Oggi sono esattamente 30 anni che Kurt Cobain non c’è più.

Il 5 aprile del 1994 infatti, con un colpo di fucile, Kurt si toglie la vita.

Ha ventisette anni, come ventisette anni avevano, al momento della morte, Brian Jones, Jimi Hendrix, Janis Joplin, Jim Morrison.

Tre anni prima, con Nevermind, i Nirvana avevano cambiato per sempre la storia della musica rock, con una serie di canzoni nelle quali i Beatles e la sensibilità punk trovavano un incredibile e armonico punto d’incontro.

Accanto al corpo di Cobain viene ritrovata una lettera d’addio.

In essa, emergono con chiarezza la difficoltà nel gestire il successo e l’esposizione mediatica, lo stato di sofferenza fisica che lo avevano indotto a usare l’eroina come antidolorifico, l’incapacità di conciliare una sensibilità fuori dal comune con una fama improvvisa e travolgente.

Le interviste raccolte in Territorial Pissings consentono di ricostruire, attraverso le sue stesse parole, la vita, le idee, la concezione musicale di un genio fragile.

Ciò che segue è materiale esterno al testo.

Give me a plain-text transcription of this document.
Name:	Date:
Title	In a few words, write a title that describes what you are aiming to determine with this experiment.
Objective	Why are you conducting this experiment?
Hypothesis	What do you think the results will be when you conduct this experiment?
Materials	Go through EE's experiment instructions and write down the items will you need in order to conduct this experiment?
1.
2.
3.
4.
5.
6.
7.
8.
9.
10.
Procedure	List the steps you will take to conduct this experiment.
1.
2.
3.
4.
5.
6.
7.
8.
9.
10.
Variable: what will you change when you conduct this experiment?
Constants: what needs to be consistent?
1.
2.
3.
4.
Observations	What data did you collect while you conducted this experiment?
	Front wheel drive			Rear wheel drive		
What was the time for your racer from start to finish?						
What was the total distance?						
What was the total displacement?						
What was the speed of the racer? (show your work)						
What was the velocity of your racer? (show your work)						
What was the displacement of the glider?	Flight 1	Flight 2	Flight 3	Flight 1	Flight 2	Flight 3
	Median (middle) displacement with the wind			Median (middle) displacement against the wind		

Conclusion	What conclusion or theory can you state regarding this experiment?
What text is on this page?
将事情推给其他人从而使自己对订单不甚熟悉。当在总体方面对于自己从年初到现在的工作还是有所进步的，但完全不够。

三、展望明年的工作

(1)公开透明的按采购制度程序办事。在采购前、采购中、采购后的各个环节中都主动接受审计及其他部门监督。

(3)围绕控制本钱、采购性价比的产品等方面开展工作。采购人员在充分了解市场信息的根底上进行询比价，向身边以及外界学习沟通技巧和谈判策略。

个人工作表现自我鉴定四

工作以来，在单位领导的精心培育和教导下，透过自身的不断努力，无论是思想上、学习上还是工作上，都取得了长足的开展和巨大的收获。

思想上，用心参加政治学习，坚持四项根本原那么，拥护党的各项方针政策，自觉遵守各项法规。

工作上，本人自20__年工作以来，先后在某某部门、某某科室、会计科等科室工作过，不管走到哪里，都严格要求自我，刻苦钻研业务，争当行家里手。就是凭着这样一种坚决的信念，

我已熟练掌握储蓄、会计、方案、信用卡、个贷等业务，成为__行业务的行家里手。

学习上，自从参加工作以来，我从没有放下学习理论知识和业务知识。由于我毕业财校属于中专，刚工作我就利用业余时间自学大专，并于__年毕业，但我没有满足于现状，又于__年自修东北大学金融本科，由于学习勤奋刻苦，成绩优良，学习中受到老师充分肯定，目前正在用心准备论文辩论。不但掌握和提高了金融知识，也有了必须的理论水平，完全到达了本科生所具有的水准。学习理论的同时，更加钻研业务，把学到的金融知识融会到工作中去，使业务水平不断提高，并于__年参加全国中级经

“Io sono l’anti-guitar-hero. A stento posso dire di saper suonare. Sono il primo ad ammettere che non sono un virtuoso. Non so suonare come Segovia. Ma probabilmente Segovia non saprebbe mai suonare come me.”

Un artista che ha saputo, quasi contro la sua stessa volontà, farsi portavoce di una generazione lontana dagli antichi sogni rivoluzionari e dalle grandi ideologie ma carica di una creatività e di una rabbia probabilmente irripetibili.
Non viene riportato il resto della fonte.